Fonterra drops 2014-15 forecast, 2015-16 forecast better

An email from Fonterra chair John Wilson brings more bad news:

  • Today we reduced the current forecast Farmgate Milk Price for the 2014/15 season to $4.40 per kgMS. Along with the previously announced dividend range of 20-30 cents per share, the change amounts to a forecast Cash Payout of $4.60 – $4.70 for a fully shared-up farmer.
  • Today’s revision means there will also be a reduction to Advance Rate payments for August and September.  . .
  • The 10 cent reduction to the forecast reflects the reality that global commodity prices have not increased as expected.
  • World markets are over-supplied with dairy commodities after farmers globally increased production in response to the very good prices paid 12-18 months ago.  This supply imbalance has heightened due to continuing good growing conditions in most dairy producing regions. . .

This is unexpected and unwelcome but there is better news for next season:

  • We have also announced today our opening forecast Farmgate Milk Price of $5.25 per kgMS for the 2015/16 season.
  • The forecast Cash Payout will be available after we determine forecast earnings for the 2016 financial year, in July.
  • The Advance Rate will begin at 70 per cent of the forecast Farmgate Milk Price, with an opening rate of $3.66 per kgMS. . .
  • Our forecast takes into account factors including global milk production forecasts, the economic outlook of major dairy importers, current inventory levels and geopolitical events.
  • Prices are expected to recover going forward, with a rebalancing of supply and demand over the season.
  • However it is more difficult to say exactly when this recovery will lead to a sustained price improvement, and we recommend caution with your on-farm budgets at this early stage in the season.

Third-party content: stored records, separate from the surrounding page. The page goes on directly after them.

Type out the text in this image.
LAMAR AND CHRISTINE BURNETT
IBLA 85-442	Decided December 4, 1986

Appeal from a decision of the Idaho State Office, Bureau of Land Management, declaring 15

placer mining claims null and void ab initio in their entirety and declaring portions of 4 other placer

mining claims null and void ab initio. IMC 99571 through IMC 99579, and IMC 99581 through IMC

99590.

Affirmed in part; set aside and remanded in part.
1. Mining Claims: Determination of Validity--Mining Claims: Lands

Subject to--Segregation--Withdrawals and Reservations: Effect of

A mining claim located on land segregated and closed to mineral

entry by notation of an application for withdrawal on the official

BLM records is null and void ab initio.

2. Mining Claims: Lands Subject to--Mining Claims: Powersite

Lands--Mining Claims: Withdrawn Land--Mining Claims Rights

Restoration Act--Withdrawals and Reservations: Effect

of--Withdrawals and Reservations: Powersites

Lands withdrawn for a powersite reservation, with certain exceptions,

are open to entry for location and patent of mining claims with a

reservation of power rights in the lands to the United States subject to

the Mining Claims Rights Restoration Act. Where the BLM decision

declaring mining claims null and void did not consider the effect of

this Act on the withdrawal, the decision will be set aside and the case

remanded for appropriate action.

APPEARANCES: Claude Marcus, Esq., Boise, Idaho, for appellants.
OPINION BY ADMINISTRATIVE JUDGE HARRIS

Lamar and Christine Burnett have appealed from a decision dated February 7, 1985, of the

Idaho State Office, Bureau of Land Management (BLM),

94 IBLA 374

Contractors are already finding farm work has dried up.

They and others who service and supply farmers will be sharing the pain until the payout picks up.

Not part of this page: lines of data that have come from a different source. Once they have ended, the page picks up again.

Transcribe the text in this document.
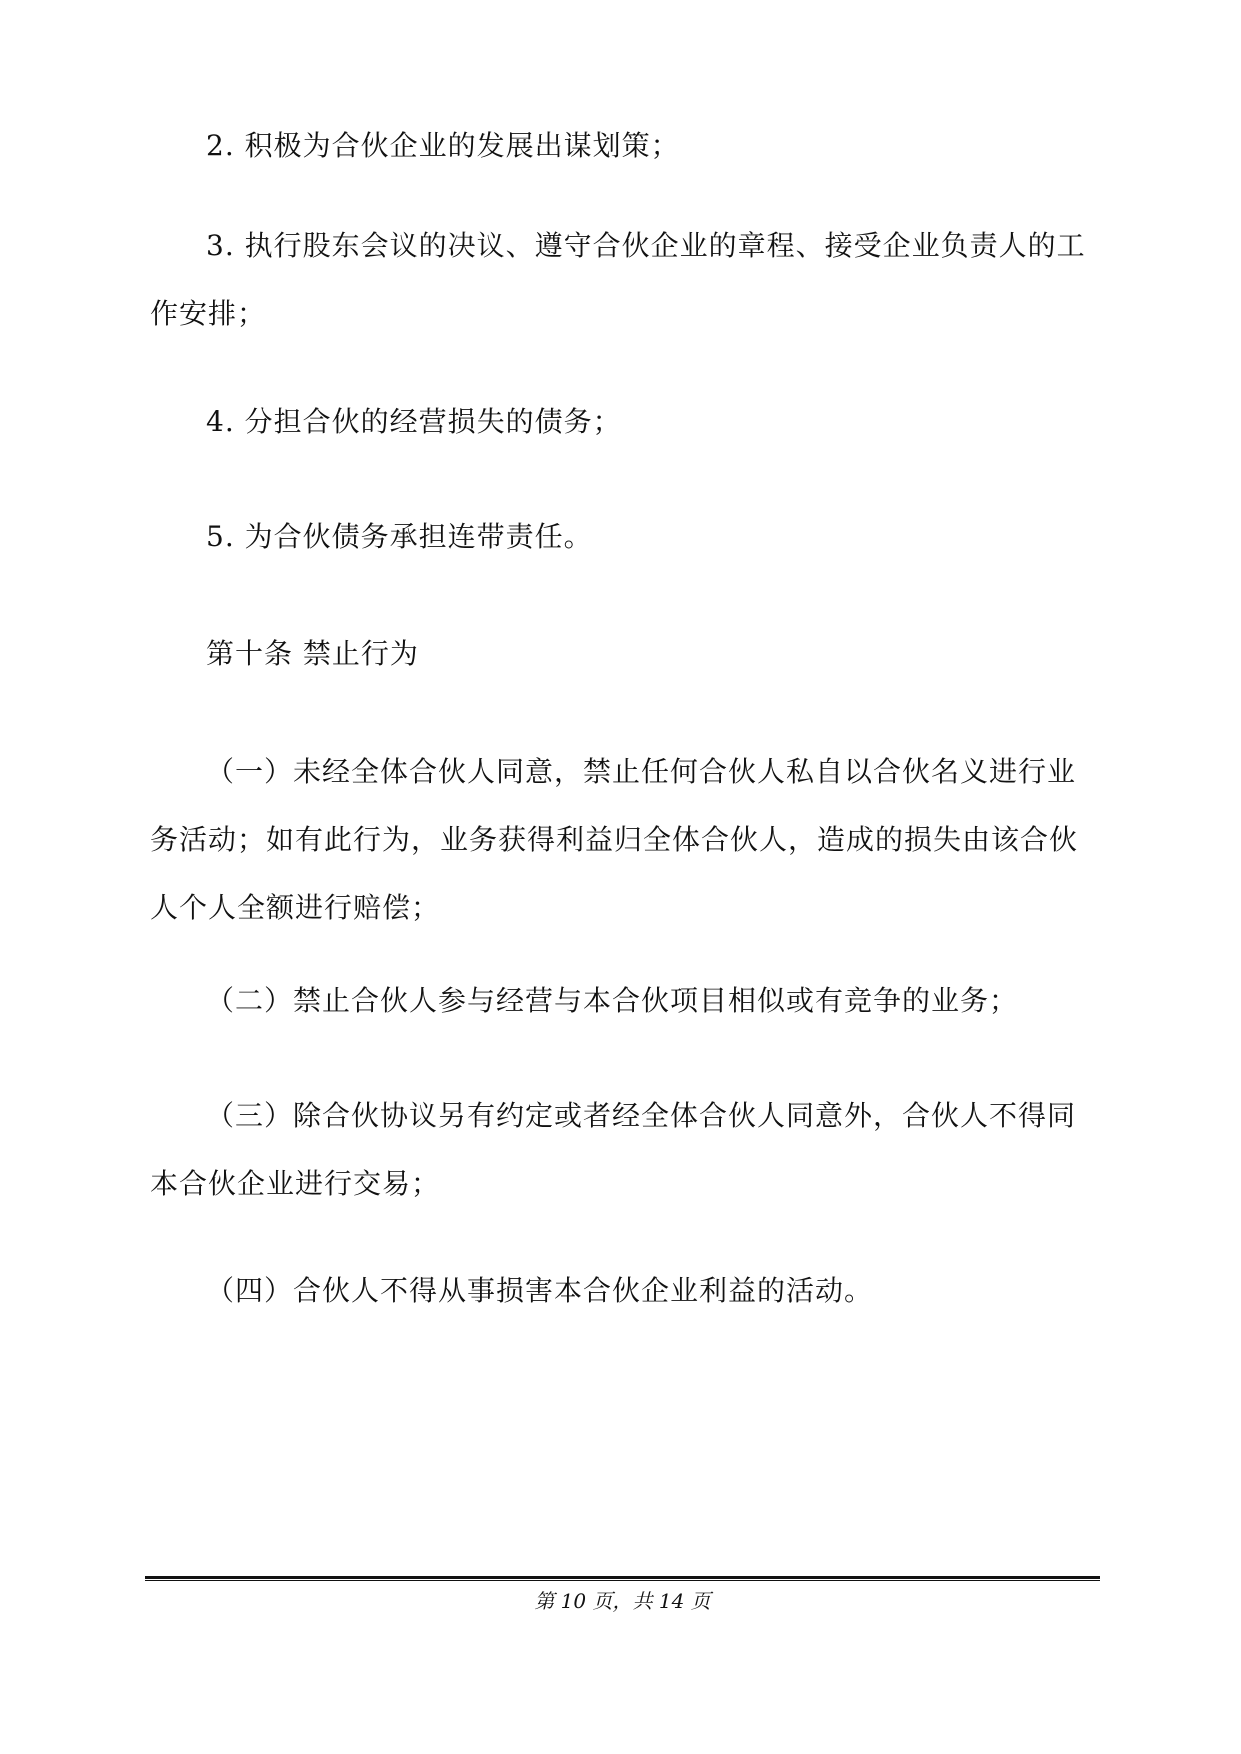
2. 积极为合伙企业的发展出谋划策；

3. 执行股东会议的决议、遵守合伙企业的章程、接受企业负责人的工作安排；

4. 分担合伙的经营损失的债务；

5. 为合伙债务承担连带责任。

第十条 禁止行为

（一）未经全体合伙人同意，禁止任何合伙人私自以合伙名义进行业务活动；如有此行为，业务获得利益归全体合伙人，造成的损失由该合伙人个人全额进行赔偿；

（二）禁止合伙人参与经营与本合伙项目相似或有竞争的业务；

（三）除合伙协议另有约定或者经全体合伙人同意外，合伙人不得同本合伙企业进行交易；

（四）合伙人不得从事损害本合伙企业利益的活动。

第 10 页，共 14 页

2 Responses to Fonterra drops 2014-15 forecast, 2015-16 forecast better

  1. Tom Hunter says:

    Amazing. No comments on a big (and bad) story about one of our biggest industries, And this on a farming blog.

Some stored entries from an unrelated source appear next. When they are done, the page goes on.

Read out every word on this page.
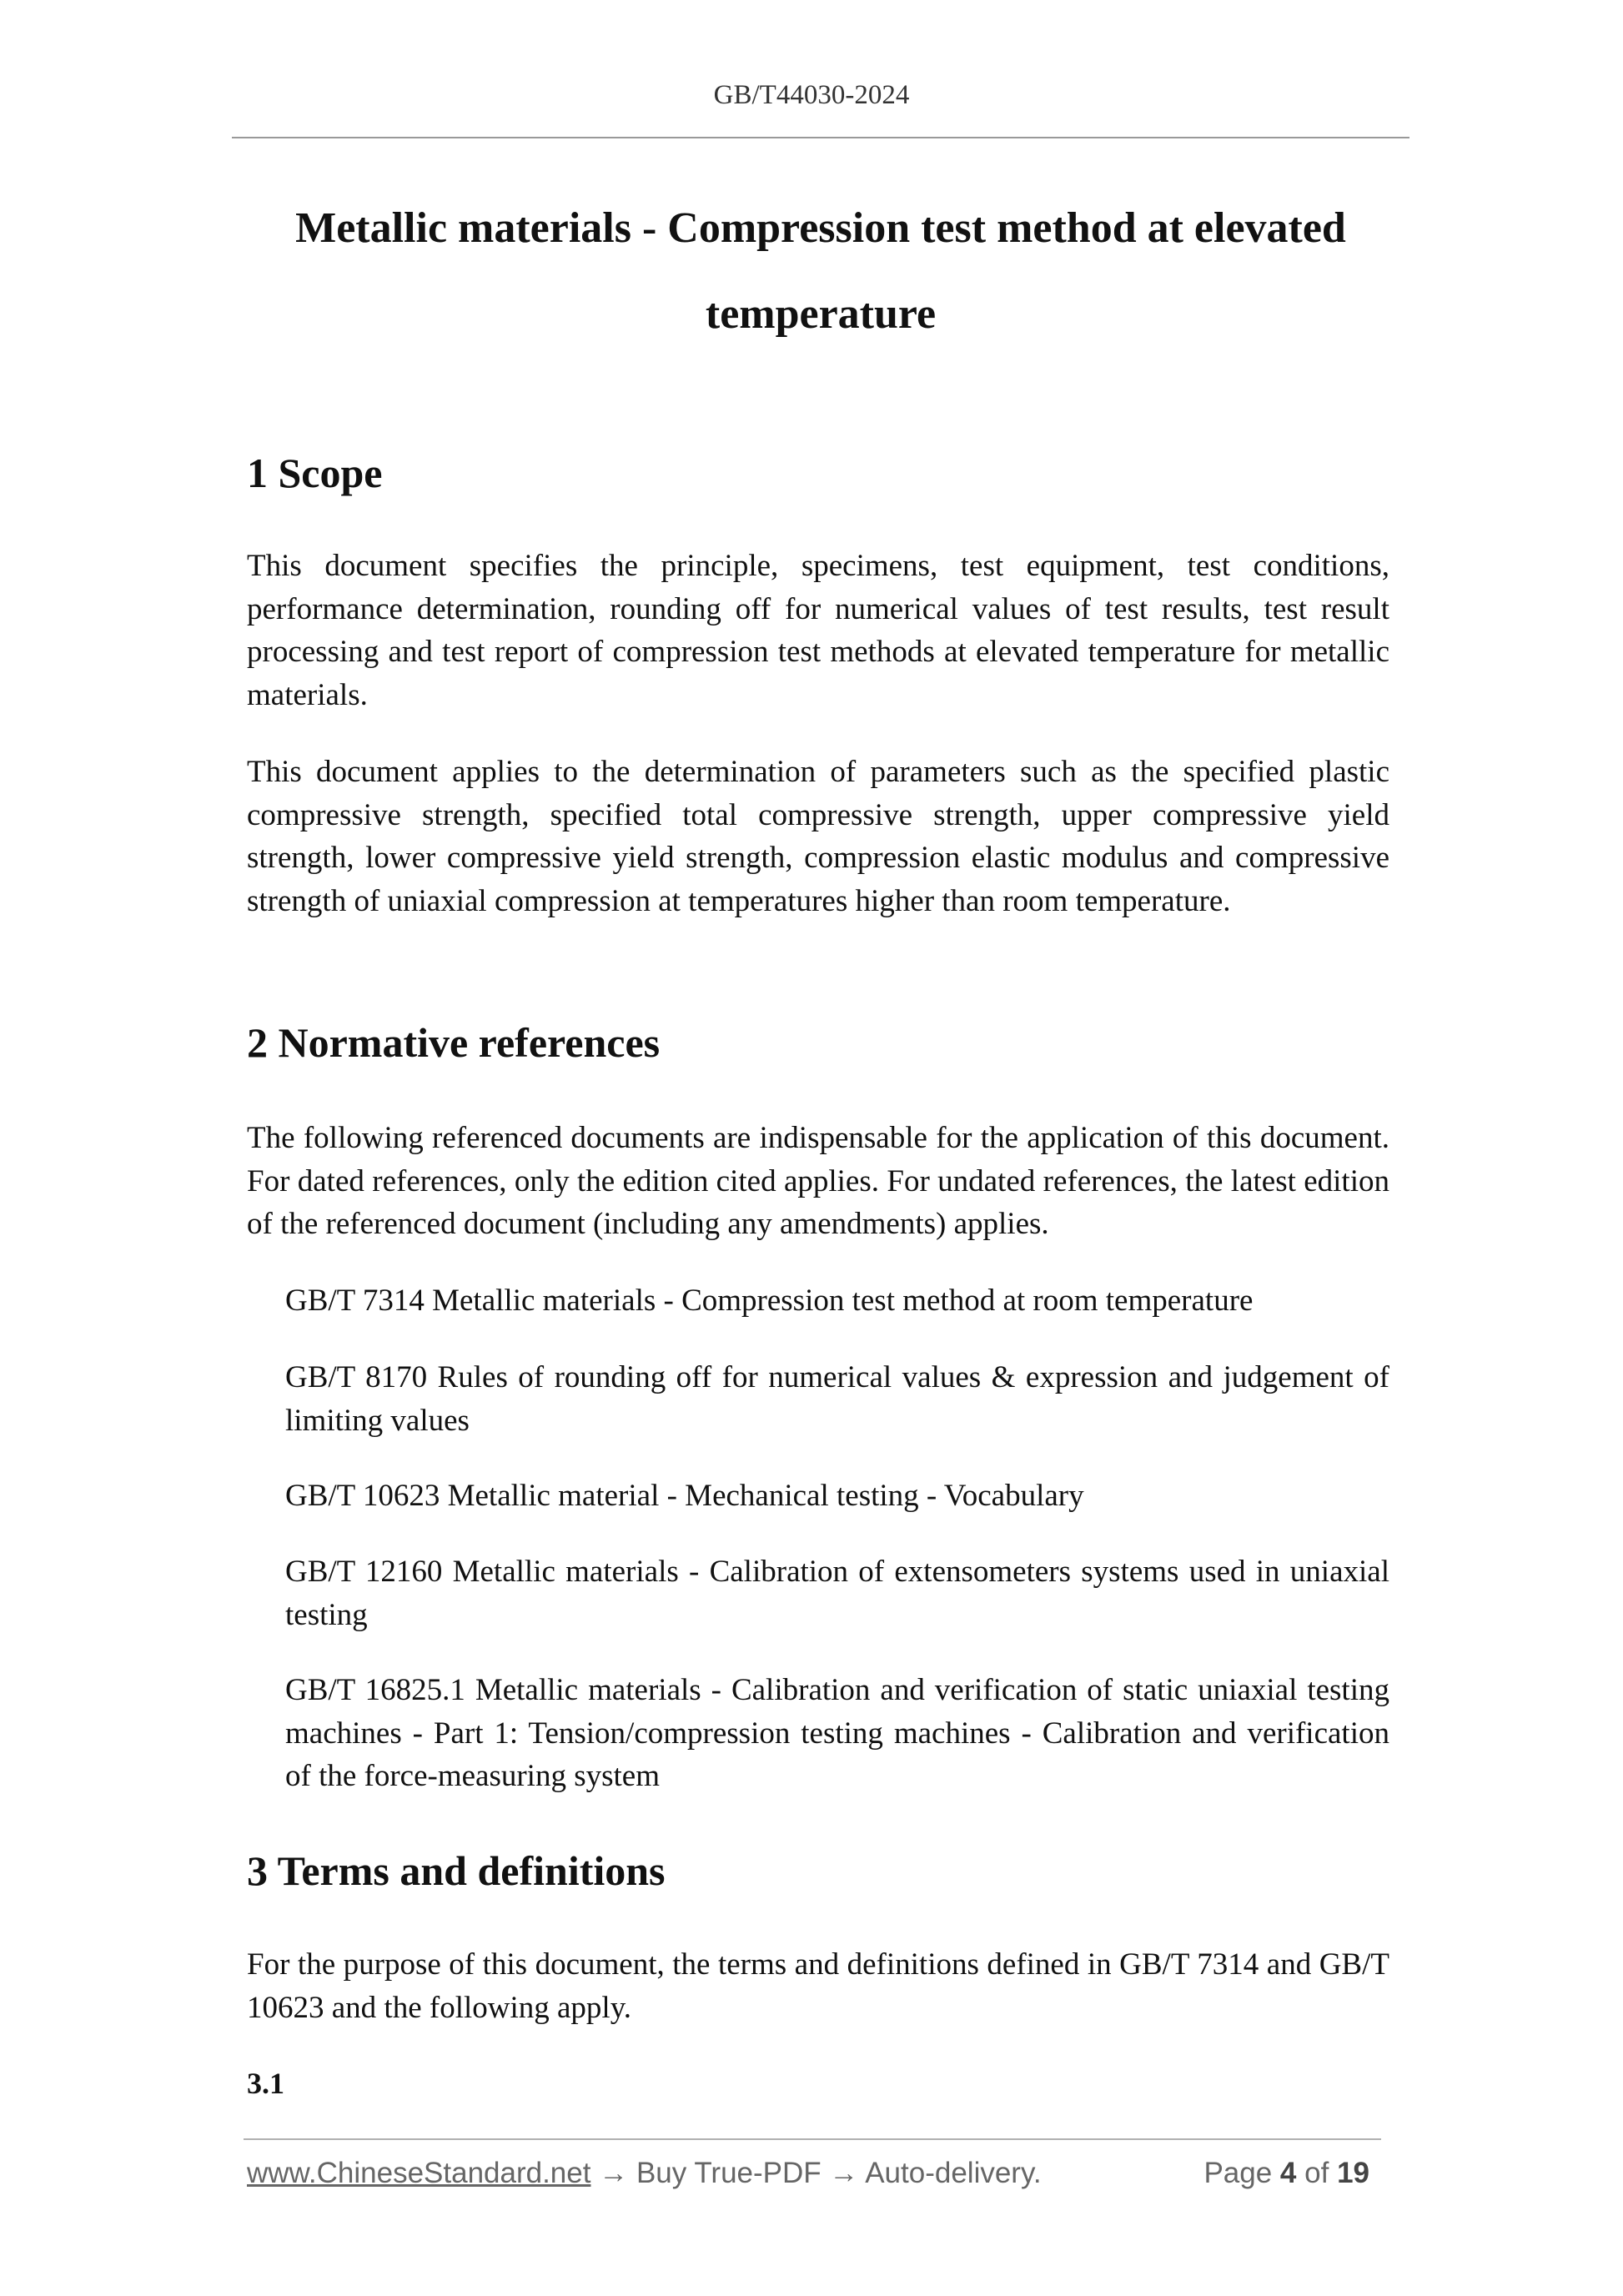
GB/T44030-2024
Metallic materials - Compression test method at elevated
temperature
1 Scope

This document specifies the principle, specimens, test equipment, test conditions, performance determination, rounding off for numerical values of test results, test result processing and test report of compression test methods at elevated temperature for metallic materials.

This document applies to the determination of parameters such as the specified plastic compressive strength, specified total compressive strength, upper compressive yield strength, lower compressive yield strength, compression elastic modulus and compressive strength of uniaxial compression at temperatures higher than room temperature.

2 Normative references

The following referenced documents are indispensable for the application of this document. For dated references, only the edition cited applies. For undated references, the latest edition of the referenced document (including any amendments) applies.

GB/T 7314 Metallic materials - Compression test method at room temperature

GB/T 8170 Rules of rounding off for numerical values & expression and judgement of limiting values

GB/T 10623 Metallic material - Mechanical testing - Vocabulary

GB/T 12160 Metallic materials - Calibration of extensometers systems used in uniaxial testing

GB/T 16825.1 Metallic materials - Calibration and verification of static uniaxial testing machines - Part 1: Tension/compression testing machines - Calibration and verification of the force-measuring system

3 Terms and definitions

For the purpose of this document, the terms and definitions defined in GB/T 7314 and GB/T 10623 and the following apply.

3.1

www.ChineseStandard.net → Buy True-PDF → Auto-delivery.	Page 4 of 19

    Okay. What does it say about the ten year strategic plan that Fonterra has been pursuing in an effort to insulate dairy farmers from boom and bust cycles?

    It says that it has failed. Increased global production of the basic commodity has thrown all other dairy products into the same hole. All the efforts to establish seamless connections between Fonterra and the likes of Nestle and Kraft (“preferred supplier” and all that) in order to reduce the ups and downs of a commodity market, have not worked.

    Perhaps I’m being unfair, in that the strategy is not yet complete: I see it has been pushed out to 2021!!!

    Of course the key question for some (many?) average Fonterra dairy farmers is whether they want to continue to hold hundreds of thousands of dollars in Fonterra shares simply for the right to supply milk to the company. After years of farmers fighting against the concept of freely traded shares it’s quote ironic to think that many must now be wishing for that very thing.

  2. homepaddock says:

    Tom – a lot of people read without commenting though what generates comments and what doesn’t often bemuses me.

    One reason suppliers have resisted the sale of shares is that shareholders can gain at suppliers’ expense and the interests of outside shareholders aren’t always those of the suppliers.